Essentially, they pay research faculty nothing for their research, get universities to demand their faculty to publish in their journals, and then sell that same knowledge back to the universities. They sell content that they got for free.

Even respected newspapers are heavily influenced by the cartels. The most respected name in global university rankings, the UK’s Times Higher Education, partners with one of the most allegedly aggressive opponents of open and free access to knowledge, Elsevier, to influence how university research output is evaluated and ranked.

The global publishing companies try to control all points of the knowledge value chain.

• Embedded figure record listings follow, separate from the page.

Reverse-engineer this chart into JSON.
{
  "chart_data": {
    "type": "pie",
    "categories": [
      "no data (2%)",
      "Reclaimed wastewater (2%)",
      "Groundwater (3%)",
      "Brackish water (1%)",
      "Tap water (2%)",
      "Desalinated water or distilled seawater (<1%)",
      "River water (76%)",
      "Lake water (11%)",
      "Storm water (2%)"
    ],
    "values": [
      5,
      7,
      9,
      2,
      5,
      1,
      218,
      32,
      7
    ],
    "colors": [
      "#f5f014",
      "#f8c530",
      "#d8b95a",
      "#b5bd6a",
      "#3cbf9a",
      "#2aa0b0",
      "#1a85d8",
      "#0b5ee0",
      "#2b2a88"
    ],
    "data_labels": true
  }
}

Nearly all the most famous and high-prestige journals are run by global publishing powerhouses. The SAGE publishes the Journal of Management.

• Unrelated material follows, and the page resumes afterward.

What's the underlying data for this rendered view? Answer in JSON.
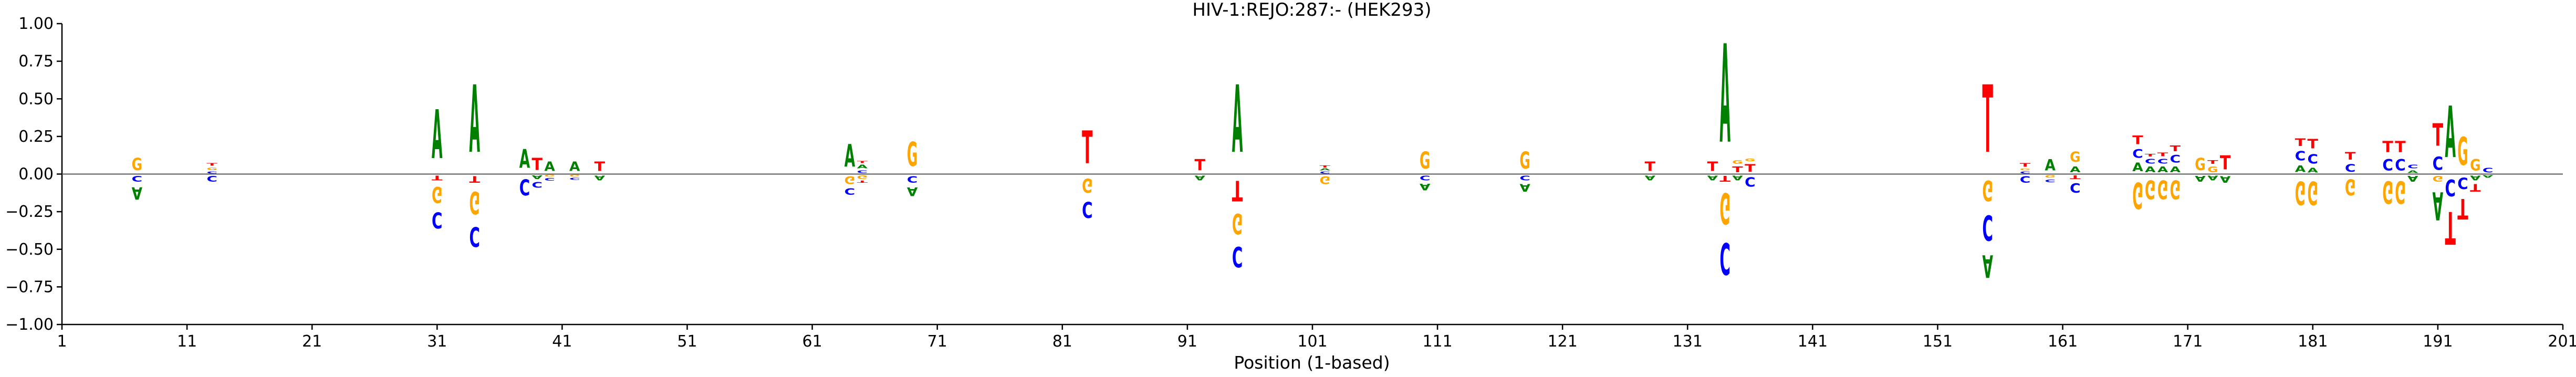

Wiley-Blackwell publishes the Journal of Finance. Elsevier publishes thousands of journals including Econometrics and Statistics, Composites Communications, Development Engineering, European Journal of Management and Business Economics, Journal of Innovation & Knowledge, etc.

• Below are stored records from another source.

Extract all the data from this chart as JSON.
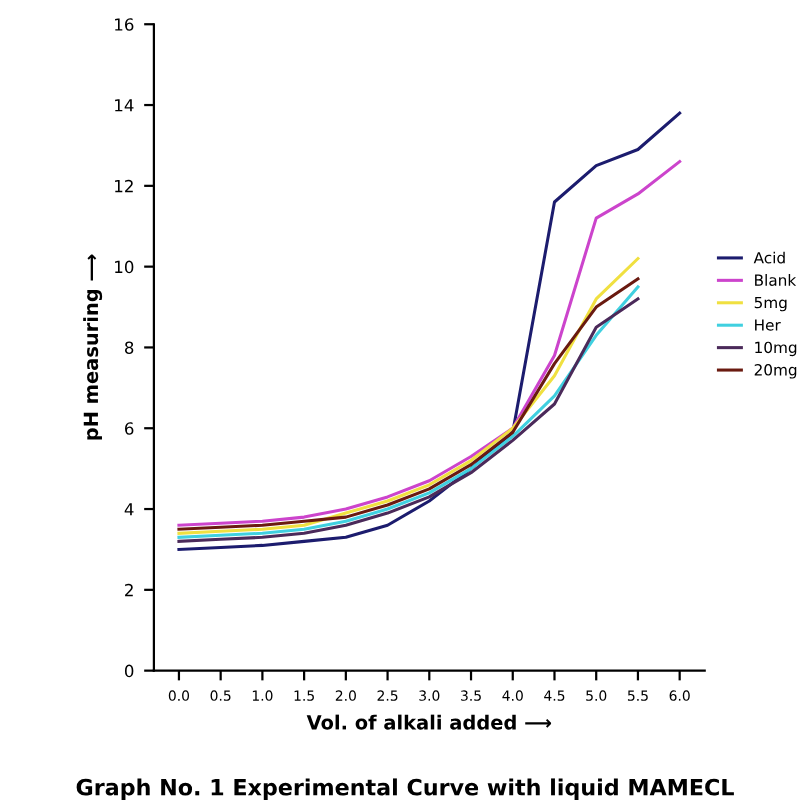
{
  "chart_data": {
    "type": "line",
    "title": "Graph No. 1 Experimental Curve with liquid MAMECL",
    "xlabel": "Vol. of alkali added ⟶",
    "ylabel": "pH measuring ⟶",
    "categories": [
      "0.0",
      "0.5",
      "1.0",
      "1.5",
      "2.0",
      "2.5",
      "3.0",
      "3.5",
      "4.0",
      "4.5",
      "5.0",
      "5.5",
      "6.0"
    ],
    "ylim": [
      0,
      16
    ],
    "yticks": [
      0,
      2,
      4,
      6,
      8,
      10,
      12,
      14,
      16
    ],
    "legend": "right",
    "marker": "none",
    "line_style": "solid",
    "grid": false,
    "series": [
      {
        "name": "Acid",
        "color": "#1c1c6e",
        "values": [
          3.0,
          3.05,
          3.1,
          3.2,
          3.3,
          3.6,
          4.2,
          5.0,
          5.9,
          11.6,
          12.5,
          12.9,
          13.8
        ]
      },
      {
        "name": "Blank",
        "color": "#cc44cc",
        "values": [
          3.6,
          3.65,
          3.7,
          3.8,
          4.0,
          4.3,
          4.7,
          5.3,
          6.0,
          7.8,
          11.2,
          11.8,
          12.6
        ]
      },
      {
        "name": "5mg",
        "color": "#f0e040",
        "values": [
          3.4,
          3.45,
          3.5,
          3.6,
          3.9,
          4.2,
          4.6,
          5.2,
          6.0,
          7.3,
          9.2,
          10.2,
          null
        ]
      },
      {
        "name": "Her",
        "color": "#40d0e0",
        "values": [
          3.3,
          3.35,
          3.4,
          3.5,
          3.7,
          4.0,
          4.4,
          5.0,
          5.8,
          6.8,
          8.3,
          9.5,
          null
        ]
      },
      {
        "name": "10mg",
        "color": "#4b2a5a",
        "values": [
          3.2,
          3.25,
          3.3,
          3.4,
          3.6,
          3.9,
          4.3,
          4.9,
          5.7,
          6.6,
          8.5,
          9.2,
          null
        ]
      },
      {
        "name": "20mg",
        "color": "#6a1a10",
        "values": [
          3.5,
          3.55,
          3.6,
          3.7,
          3.8,
          4.1,
          4.5,
          5.1,
          5.9,
          7.6,
          9.0,
          9.7,
          null
        ]
      }
    ]
  }
}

The exorbitant costs of accessing research by the global publishing cartels yields very few users of knowledge. According to Elizabeth Marincola of the African Academy of Sciences, each scholarly article gets read an average of 2.4 times.

Given the enormous amount of time and resources put into researching ways to improve science, industry, and society, only getting minimal views of new and cutting-edge research hurts humanity’s progress.

The world’s wealthiest universities such as Harvard, Princeton, Yale, Oxford, and Cambridge each individually spend billions of Kenyan shillings every year on subscriptions to the big publishing companies who produce the thousands of research journals.

But how can our Sub-Saharan African institutions of higher learning compete when entire operating budgets for whole universities are usually smaller than just the library journal access budgets of the biggest wealthiest global universities?

Even Harvard University recently publicly complained about the huge price gouging of publishing companies for access to knowledge. The answer?

Here in Africa, we do not compete on a level playing field. When the average Sub-Saharan African college student pays roughly four per cent the annual fee of American students, as an example, our African universities cannot afford to pay the cartels in order to access the knowledge. So, our students learn less comprehensive and more outdated knowledge.

As a way to level the playing field, Russian hackers post the global publishing companies’ content free on their “Sci Hub” website. But, accessing these hacked articles is ethically questionable since the material is stolen.

But academics themselves are sick of the cartels and are fighting back directly and ethically without the help of hackers.

Kenyan universities and research institutes, including KCA, USIU-A, Strathmore, Kenya Agricultural and Livestock Research Organisation(Kalro), and the International Livestock Research Institute (Ilri) are among global education, donor, and research entities pushing back and actively supporting open access publishing.

Also, the European Union, the Bill and Melinda Gates Foundation, among other funders, now require recipients of their grants to only publish in open free to access publications.

Open access journals are those still peer reviewed for high quality but can be downloaded and read for free for anyone in the world.

Kenya’s progressive librarians, such as Mary Ngure, hold forums for students and researchers to learn how to access and publish through open access platforms. Open access journals here in Kenya include the African Journal of Health Sciences, East African Orthopedic Journal, Journal of Language, Technology and Entrepreneurship in Africa, and African Journal of Food, Agriculture, Nutrition and Development, among others.

So, let us push all research funders to require open access publishing. Let us encourage faculty to publish in open access journals as requirements for promotion. In so doing, we can advocate against cartels that limit access to knowledge in order to eliminate the information gap and improve the quality of higher education on the continent.